By the time dinner was ready,
Brooke was famished. The aroma of warm food filled the small cabin, and her mouth watered in anticipation. She tried to get up, but she quickly realized that her legs were not strong enough to hold her.

“Wait jus
’ a minute, yes,” Étienne said. “You’re much too weak, chere. Come on, Paul. Let’s give her a hand.”

“I don’t know why I can’t stand,” Brooke said as the young men helped her to the table.
She could take steps but with difficulty. Her legs felt much too heavy.

“Problee ‘cause you been in bed fo’ so long,”
Penny told her. “Once you get your strength back, you be runnin’ ‘round like ever’body, yes.”

Brooke took her first bite of fish.
She chewed carefully, savoring each bite and thinking she’d never tasted anything so good. The fish was nicely flavored and succulent, and most of all, it warmed her. She was so hungry that she didn’t talk at all. She just listened to everyone else talking while she ate her fill.

Étienne glanced at her.
“You don’t like to talk, no?”

It was an effort to jerk her attention away from the plate, but she finally won the battle and placed her fork down.
“I guess I have been concentrating too much on the food. How rude of me.”

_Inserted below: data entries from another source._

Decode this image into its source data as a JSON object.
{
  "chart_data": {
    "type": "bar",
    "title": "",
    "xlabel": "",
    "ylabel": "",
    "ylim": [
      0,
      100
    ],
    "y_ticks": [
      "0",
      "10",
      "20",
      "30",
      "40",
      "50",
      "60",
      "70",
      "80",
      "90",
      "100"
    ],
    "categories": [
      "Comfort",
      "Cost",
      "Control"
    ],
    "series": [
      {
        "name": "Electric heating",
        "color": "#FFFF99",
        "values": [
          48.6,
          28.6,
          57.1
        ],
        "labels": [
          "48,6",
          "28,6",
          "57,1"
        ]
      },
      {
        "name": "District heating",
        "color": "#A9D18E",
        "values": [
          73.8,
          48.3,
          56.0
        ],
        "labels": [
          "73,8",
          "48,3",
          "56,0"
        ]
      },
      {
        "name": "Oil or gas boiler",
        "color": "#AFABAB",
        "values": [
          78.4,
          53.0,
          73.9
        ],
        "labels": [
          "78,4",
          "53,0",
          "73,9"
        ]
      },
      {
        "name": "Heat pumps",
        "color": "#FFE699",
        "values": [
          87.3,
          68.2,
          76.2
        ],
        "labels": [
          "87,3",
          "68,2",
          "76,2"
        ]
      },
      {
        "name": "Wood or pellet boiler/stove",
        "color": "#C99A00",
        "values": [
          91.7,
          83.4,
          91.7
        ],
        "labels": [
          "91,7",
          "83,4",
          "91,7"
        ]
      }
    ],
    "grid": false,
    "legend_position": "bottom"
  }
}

“After only eatin’ broth, I bet dat fish tastes real good,”
Penny commented.

“Yes, it does.
Did you catch these in the Mississippi?” she asked the boys.

“Nope,” Paul spoke up.
“Found a brook wit’ good fresh water instead of de muddy Mississippi.”

Brooke froze as she lifted her cup.
She stared at Paul.

“What’s wrong?” Paul asked.

“That’s my name.”

“What?”
Étienne chuckled. “Fish?”

Brooke laughed, too.
It made her head hurt, so she wished she hadn’t. “No, not fish. My name is Brooke.”

Penny
reached for the gray metal pitcher of water and refilled everyone’s cup. “Dat’s a good start. Mebee when you can tell us you surname name, we can find your home, yes?”

Paul poured
a small puddle of black-strap molasses onto his plate, then he ripped a biscuit apart. As he sopped up the molasses, he said, “Well, one thin’ we do know is you married, yes.”

Brooke frowned.
“How do you know that?”

“Leesten to you,” he said, like she had asked something silly.
He smiled. “’Cause you have on weddin’ rings. I’ve seen dat kind in Nawlins before. So the way I figure, dat’s where you from.” He scratched his head. “Only problem is, you don’t talk like nobody down dere.”

Glancing down at her left hand, Brooke saw not only her gold wedding ring, but also a twinkling red ruby.
Surely she should remember receiving something so beautiful. Why couldn’t she remember? Her husband must truly love her to given her something so valuable. Could it be possible that she might not
want
to remember anything?

“Can you tell me what you saw when you found me?” Brooke asked the boys.